When she was four, she badgered her mother for piano lessons, then "baby" singing lessons at seven: "Little folk songs like 'The Bonny, Blue-eyed Sailor'. I just loved singing - I loved the fact that I could communicate a story."

What really put her into top gear was getting a place at the City of London School for Girls, where there were two orchestras, three choirs and plenty of peripatetic instrumental teachers. "I regard myself as having been very privileged," she says.

So when she presents the Pimlico Lieder Project at the Wigmore Hall, she'll be giving something back: this multimedia event will mark the start of a new programming strand for this imaginatively run institution.

The project itself is the brainchild of the tenor Gareth Malone. "I wanted to take lieder to a young audience," he says, "because nobody else was doing it, presumably because of the language barrier. It is a tough sell. But Pimlico School, with its musical bias, seemed a suitable place to start."
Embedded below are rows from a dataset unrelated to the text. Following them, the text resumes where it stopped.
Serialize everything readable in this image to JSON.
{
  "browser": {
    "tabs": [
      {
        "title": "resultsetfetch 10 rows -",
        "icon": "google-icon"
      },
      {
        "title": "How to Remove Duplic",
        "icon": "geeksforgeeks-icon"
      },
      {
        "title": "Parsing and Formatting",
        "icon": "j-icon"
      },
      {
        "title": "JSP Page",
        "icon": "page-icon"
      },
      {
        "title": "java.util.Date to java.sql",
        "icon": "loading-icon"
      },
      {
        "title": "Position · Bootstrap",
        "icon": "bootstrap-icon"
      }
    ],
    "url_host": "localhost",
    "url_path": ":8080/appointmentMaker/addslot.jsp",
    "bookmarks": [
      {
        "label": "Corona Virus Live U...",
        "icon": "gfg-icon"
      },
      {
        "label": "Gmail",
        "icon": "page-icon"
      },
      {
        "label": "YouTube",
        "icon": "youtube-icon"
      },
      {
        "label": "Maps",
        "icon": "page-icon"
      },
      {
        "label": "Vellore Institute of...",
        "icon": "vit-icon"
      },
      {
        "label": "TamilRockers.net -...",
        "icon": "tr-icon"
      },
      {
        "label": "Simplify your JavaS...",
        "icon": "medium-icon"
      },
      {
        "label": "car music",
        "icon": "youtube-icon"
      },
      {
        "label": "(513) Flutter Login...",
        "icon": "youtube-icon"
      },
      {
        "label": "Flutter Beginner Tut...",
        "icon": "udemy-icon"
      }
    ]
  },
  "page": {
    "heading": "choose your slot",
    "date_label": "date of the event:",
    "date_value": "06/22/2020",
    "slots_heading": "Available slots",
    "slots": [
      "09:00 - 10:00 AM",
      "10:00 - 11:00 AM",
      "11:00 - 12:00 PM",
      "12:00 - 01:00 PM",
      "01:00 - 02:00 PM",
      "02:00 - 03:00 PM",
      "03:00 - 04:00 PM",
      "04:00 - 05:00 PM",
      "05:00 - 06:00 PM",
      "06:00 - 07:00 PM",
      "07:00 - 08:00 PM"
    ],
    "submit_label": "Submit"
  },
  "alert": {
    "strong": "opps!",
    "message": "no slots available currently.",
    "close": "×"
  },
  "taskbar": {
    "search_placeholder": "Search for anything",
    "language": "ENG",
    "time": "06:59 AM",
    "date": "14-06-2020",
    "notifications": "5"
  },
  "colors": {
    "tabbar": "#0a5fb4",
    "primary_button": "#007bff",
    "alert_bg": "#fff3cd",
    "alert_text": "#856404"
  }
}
Jeffers's recent recital of Mahler and Wolf will be the starting-point for three parallel projects that will come together in the Wigmore performance: one for 11-year-olds, one for 13-year-old specialists who are writing songs for Jeffers to sing, and a drama project in which 16-year-olds will present movement with masks while Jeffers sings Wolf's Mignon Lieder. "These kids are very imaginative," says Jeffers. "It's wonderful to see what's coming out."